In the blog post, the title was "Our focus on helpful devices" which pretty much tells us what they envision to do with North. Rick Osterloh, who is in charge of Google's hardware division, talked about ambient computing quite a bit as well.
Before the official announcement, Canadian news publication The Globe and Mail reported that Google would pay $180 million for North, but neither involved vendor has confirmed a price. Google saw limited success with its own "Google Glass" smart glasses, though the project lives on. As announced by Google on its blog. Obviously, these glasses don't have a touchscreen: North's first-gen smart glasses used a built-in mic and a ring (as in: touch controls that you wear on a finger) for commands. They say the deal makes sense because it will help "significantly advance our shared vision", but go on to noted that this will mean winding down support for Focals 1.0, the first-generation smart glasses product that North released previous year, and cancelling any plans to ship Focals 2.0, the second-generation version that the company had been teasing and preparing to release over the last several months.
In an email to North customers, the company also said it would be refunding the full amount paid for any Focals purchases - likely to defray any complaints about the end of software support, which occurs relatively soon on July 31, 2020.
There have also been numerous reports of Apple getting into the AR eyewear game, which may explain why Google is willing to invest in North right now. Continuing by stating that the company is "building towards a future where helpfulness is all around you, where all your devices just work together and technology fades into the background". However, North has done other work in wearables and hardware, so Google may have other applications in mind.
We've all made jokes about Google Glass before.
North's team will join Google's team in Kitchener.
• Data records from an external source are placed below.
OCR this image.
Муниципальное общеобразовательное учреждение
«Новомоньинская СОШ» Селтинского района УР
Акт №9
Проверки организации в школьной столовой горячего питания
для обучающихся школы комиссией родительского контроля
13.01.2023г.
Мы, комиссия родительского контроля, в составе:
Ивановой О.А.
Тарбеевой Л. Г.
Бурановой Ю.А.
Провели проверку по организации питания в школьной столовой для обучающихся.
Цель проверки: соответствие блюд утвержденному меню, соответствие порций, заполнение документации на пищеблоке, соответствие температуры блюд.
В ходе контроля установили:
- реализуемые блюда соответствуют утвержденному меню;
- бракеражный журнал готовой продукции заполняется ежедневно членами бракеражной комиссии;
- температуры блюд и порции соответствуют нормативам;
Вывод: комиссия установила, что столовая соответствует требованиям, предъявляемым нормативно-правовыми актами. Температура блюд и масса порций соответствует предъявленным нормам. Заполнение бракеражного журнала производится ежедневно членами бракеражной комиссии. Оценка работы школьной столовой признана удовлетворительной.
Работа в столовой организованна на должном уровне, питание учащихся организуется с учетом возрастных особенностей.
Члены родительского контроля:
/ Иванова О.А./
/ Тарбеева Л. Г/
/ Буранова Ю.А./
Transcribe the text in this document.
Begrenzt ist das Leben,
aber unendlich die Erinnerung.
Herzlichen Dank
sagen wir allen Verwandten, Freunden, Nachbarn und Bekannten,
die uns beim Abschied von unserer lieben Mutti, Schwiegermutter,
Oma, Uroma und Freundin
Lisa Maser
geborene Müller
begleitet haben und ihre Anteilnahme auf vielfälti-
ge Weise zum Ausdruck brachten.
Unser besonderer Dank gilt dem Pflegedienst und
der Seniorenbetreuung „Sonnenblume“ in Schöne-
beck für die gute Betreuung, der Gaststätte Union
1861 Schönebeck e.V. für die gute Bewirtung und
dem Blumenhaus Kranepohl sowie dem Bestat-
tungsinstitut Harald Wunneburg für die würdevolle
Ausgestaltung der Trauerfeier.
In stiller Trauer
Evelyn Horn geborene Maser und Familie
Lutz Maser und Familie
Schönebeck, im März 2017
It'll be joining Google's Kitchener-Waterloo team in Canada.
This is a stark contrast from Google Glass, which could nearly pass as a pair of regular glasses until you peep the hardware near the right lens. And now with the acquisition of a company that has produced smart glasses, it's clear that Google isn't giving up on Glass for consumers. As they are working on some pretty cool stuff. Though it could come out as something very different.